Si esa inacción de Albaca en el caso Lebbos fue intencional o no, lo investiga la fiscala Juana Prieto de Sólimo. Lo cierto es que no se produjeron pruebas que tal vez hubieran facilitado llegar a la verdad. Los mensajes de texto, por ejemplo, sólo se guardan seis meses. Luego es imposible conocer su contenido. Los entrecruzamientos de llamados tampoco tienen la misma efectividad, cuando hay testigos que al ser citados a declarar no recuerdan en detalle porqué realizaron determinadas comunicaciones. Al vacío se le suma el irregular mercado de las telecomunicaciones. Muchas líneas telefónicas que fueron investigadas estaban a nombre de personas inexistentes. Incluso, hay números de teléfono que las prestatarias del servicio no supieron indicar a quiénes habían pertenecido.

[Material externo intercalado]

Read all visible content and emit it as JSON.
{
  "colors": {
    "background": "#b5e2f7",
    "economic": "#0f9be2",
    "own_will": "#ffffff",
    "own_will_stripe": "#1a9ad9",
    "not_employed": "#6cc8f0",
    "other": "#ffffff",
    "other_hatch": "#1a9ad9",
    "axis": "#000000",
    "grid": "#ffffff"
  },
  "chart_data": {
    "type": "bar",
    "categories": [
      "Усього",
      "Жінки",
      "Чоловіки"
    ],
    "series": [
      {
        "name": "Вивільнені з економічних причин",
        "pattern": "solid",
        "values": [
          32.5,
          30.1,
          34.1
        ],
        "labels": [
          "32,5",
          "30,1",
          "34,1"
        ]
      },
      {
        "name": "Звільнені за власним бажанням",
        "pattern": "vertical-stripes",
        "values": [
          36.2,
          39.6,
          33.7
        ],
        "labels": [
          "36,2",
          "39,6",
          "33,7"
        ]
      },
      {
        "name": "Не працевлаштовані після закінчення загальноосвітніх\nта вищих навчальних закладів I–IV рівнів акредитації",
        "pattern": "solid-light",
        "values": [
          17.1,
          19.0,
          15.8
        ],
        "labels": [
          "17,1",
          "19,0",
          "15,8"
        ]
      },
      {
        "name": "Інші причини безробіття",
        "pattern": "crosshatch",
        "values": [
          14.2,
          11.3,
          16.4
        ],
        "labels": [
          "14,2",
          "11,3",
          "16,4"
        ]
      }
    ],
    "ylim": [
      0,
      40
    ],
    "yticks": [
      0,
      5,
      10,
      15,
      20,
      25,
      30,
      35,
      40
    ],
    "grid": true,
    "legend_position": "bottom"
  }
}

Las versiones de los testigos “de oídas” no son pruebas por sí solas. Deben ser cotejadas con testigos más directos. Es lo que se hizo en la causa en el último año y medio. Fue citado a declarar un jardinero del gobernador José Alperovich, ya que un hombre aseguró que le había contado que los hijos del mandatario “tenían algo que ver”. El jardinero negó esa versión. López Ávila lo sometió a un careo con el denunciante, y los dos se mantuvieron firmes en su posición. Esas situaciones se repitieron hasta el hartazgo. Errado o no, el fiscal se convenció de que había agotado todas las pruebas que podía llevar adelante y que había determinado quiénes habrían realizado maniobras de encubrimiento, y que Luis Gómez alguna participación podría haber tenido, al tener el teléfono de Paulina en sus manos a horas de su desaparición. En el juicio oral, la declaración de algún testigo podría reabrir alguna hipótesis. Y esa fue la opción elegida, ante el riesgo de tener que firmar en unos años la prescripción y que ni siquiera los supuestos encubridores detectados vayan a juicio. Mientras tanto, Paulina sigue esperando justicia.